È stato il medico dell’emergenza a infettare il paziente? Solo l’indagine epidemiologica che sta portando avanti il dipartimento di Prevenzione potrà dirlo. Ma negli ambienti le voci circolano, si dice che la visita (e forse non solo quella) non sarebbe avvenuta con i dispositivi in uso. Altri dicono che il professionista da qualche giorno aveva tosse, forse la febbre, eppure era in servizio. Voci al momento, ma bastano a surriscaldare gli animi.

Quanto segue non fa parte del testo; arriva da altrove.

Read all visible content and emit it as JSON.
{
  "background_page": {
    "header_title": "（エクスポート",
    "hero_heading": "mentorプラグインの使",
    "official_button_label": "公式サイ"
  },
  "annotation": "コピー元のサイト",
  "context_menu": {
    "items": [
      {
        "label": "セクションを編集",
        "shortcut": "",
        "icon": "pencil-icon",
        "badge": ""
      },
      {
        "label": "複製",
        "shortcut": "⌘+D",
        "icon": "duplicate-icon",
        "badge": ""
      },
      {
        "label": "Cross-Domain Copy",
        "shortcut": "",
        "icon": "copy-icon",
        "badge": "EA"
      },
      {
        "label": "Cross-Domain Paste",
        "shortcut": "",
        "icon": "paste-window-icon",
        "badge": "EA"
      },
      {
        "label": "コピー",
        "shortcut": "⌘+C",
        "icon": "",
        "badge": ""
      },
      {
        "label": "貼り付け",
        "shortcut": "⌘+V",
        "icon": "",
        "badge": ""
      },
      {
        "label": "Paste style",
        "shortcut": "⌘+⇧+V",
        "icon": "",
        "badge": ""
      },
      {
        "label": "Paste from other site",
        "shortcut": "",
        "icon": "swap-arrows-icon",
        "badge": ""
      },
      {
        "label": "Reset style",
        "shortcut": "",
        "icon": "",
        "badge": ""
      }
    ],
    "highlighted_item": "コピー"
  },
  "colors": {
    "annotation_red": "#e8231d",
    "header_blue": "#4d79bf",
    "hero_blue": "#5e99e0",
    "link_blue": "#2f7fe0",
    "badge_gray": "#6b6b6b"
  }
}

Ieri mattina, in due ambulanze davanti al Cardarelli, sono stati effettuati i tamponi a metà degli interessati. Autisti e soccorritori, volontari delle associazioni che gestiscono le postazioni, non nascondono l’amarezza per le disposizioni che pare siano state impartite: prima i medici e gli infermieri. «E noi? Siamo carne da macello», si sfoga qualche volontario che chiede di restare anonimo. Molti in isolamento per libera scelta, col timore di aver potuto già infettare qualcun altro prima che il bubbone scoppiasse.
Infine, il soccorso alla 84enne di Monteroduni che purtroppo è deceduta ieri al Cardarelli. Anche in quel caso, i soccorritori non sapevano che stavano andando su un sospetto covid. Che poi è transitato nel Pronto soccorso e nei laboratori del Veneziale per fare le analisi. Eppure, per il personale che è stato a contatto con la signora, non è stato deciso lo screening che invece è stato effettuato a tappeto al San Timoteo. Nonostante gli operatori abbiano chiesto di essere sottoposti a tampone. Asintomatici, certo, ma hanno avuto un contatto diretto con un caso accertato e sono operatori della sanità. Quindi, legittimamente preoccupati per se stessi e per le proprie famiglie.
Una sessantina i test da effettuare per il ‘cluster 118 di Riccia e Bojano’. E secondo alcune ricostruzioni circolate pare ne siano stati fatti la metà, sembrava per mancanza di tamponi. Altre fonti però invece assicurano: sono stai effettuati i test a chi era in lista ieri, quindi tutti i 60 previsti. Gli operatori di Riccia, prima loro perché zona rossa, e quelli di Bojano. D’altro canto, ieri mattina al tavolo permanente del Consiglio, che si è svolto in videoconferenza, il direttore dell’Asrem Florenzano ha detto che al momento sono nella disponibilità dell’azienda «900 tamponi, altri 900 dovrebbero arrivare martedì prossimo e altrettanti il successivo venerdì. Sono stati anche ordinati 3000 test rapidi. Attualmente il sistema è in grado di effettuare 120 verifiche di tamponi al giorno». Così nella nota istituzionale arrivata da Palazzo D’Aimmo.
Nel mirino, dopo i malumori dei primi giorni di gestione dell’emergenza covid, la gestione del 118 regionale. Le associazioni non nascondono più le critiche ai protocolli seguiti, o meglio alla mancanza di rigidi protocolli, alla poca formazione del personale, qualcuno propone: a questo punto gli equipaggi dovrebbero indossare i dispositivi sempre, su ogni soccorso. «Ma non veniamo ascoltati», lamentano.
Anche Anaao Assomed e Cosmed Molise pongono il problema della sicurezza dei medici chiedendo, in questo caso per chi è in servizio nelle strutture Asrem aperte a fini assistenziali, «la distribuzione e assegnazione formale dei dispositivi di protezione individuale di tipo Ffp2 in relazione all’assistenza dei pazienti e del tipo Ffp3 in corso di procedure invasive».
red.pol.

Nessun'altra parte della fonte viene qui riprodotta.